The EU Cloud COC defines the rights and obligations concerning the handling of personal data in the cloud. It specifically refers to Articles 28 and 40 of the GDPR. Article 28 regulates personal data processing in outsourcing scenarios (such as cloud services) and sets clear rules for cloud service providers. Article 40 allows industries (like cloud providers) to support GDPR compliance by establishing their own codes of conduct.  

For years, the EU Cloud COC was one of the most prominent proofs of a cloud provider’s GDPR compliance. Regular audits by independent bodies make it a reliable and binding quality assurance tool. Over time, additional certifications and attestations have emerged, further confirming compliance with data protection requirements. Among these, ISO/IEC 27018 and ISO/IEC 27701 are particularly noteworthy. From a customer perspective, ISO 27701 has recently gained prominence. This accredited certification confirms that the cloud provider has implemented and continues to improve a Privacy Information Management System (PIMS). 

Most recently, in July 2025, SCOPE Europe again certified the Open Telekom Cloud under the EU Cloud COC. "This reconfirms that the Open Telekom Cloud fully meets the requirements of the EU GDPR," explains Daniel Fussy, a certification expert at Open Telekom Cloud.
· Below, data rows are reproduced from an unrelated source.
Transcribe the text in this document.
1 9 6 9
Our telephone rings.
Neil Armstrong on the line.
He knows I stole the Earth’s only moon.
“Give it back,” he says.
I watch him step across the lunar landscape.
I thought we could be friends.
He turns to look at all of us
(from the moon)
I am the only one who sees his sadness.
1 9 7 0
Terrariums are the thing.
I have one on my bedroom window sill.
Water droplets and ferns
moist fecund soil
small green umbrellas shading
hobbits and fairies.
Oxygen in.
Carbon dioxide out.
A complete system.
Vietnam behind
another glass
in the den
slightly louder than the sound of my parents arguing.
In addition, the Open Telekom Cloud holds certification under ISO 27701. 

For special use cases and professional groups with stricter data protection needs than those set by the GDPR, the Open Telekom Cloud also offers legally binding commitments under § 203 of the German Criminal Code (StGB) and § 35 of the German Social Code I (SGB I). These enable the cloud to be used for processing social data or by professionals with confidentiality obligations.

For a long time, the EU Cloud COC was seen as the gold standard in data protection. "But today, most of our customers are requesting ISO 27701 as proof of our data protection compliance," says Fussy. As a result, the Open Telekom Cloud has decided not to renew its EU Cloud COC certification after 2025. "The Code of Conduct has served both us and our customers well over the years," he adds. However, due to changes in the legal landscape, demand for it has declined. It is foreseeable that ISO 27701 will establish itself as the new standard over the next two to three years. But even that may change. A new player is gaining attention in the data protection landscape: AUDITOR, formerly known as GDPR CC. With AUDITOR, the first certification under Article 42 of the EU GDPR is emerging—one that also offers legal enforceability.

Although AUDITOR is not yet widely requested, it provides a higher level of binding assurance for cloud users regarding GDPR compliance. “As the Open Telekom Cloud team, we intend to take a closer look at AUDITOR and, if appropriate, start the certification process,” says Fussy.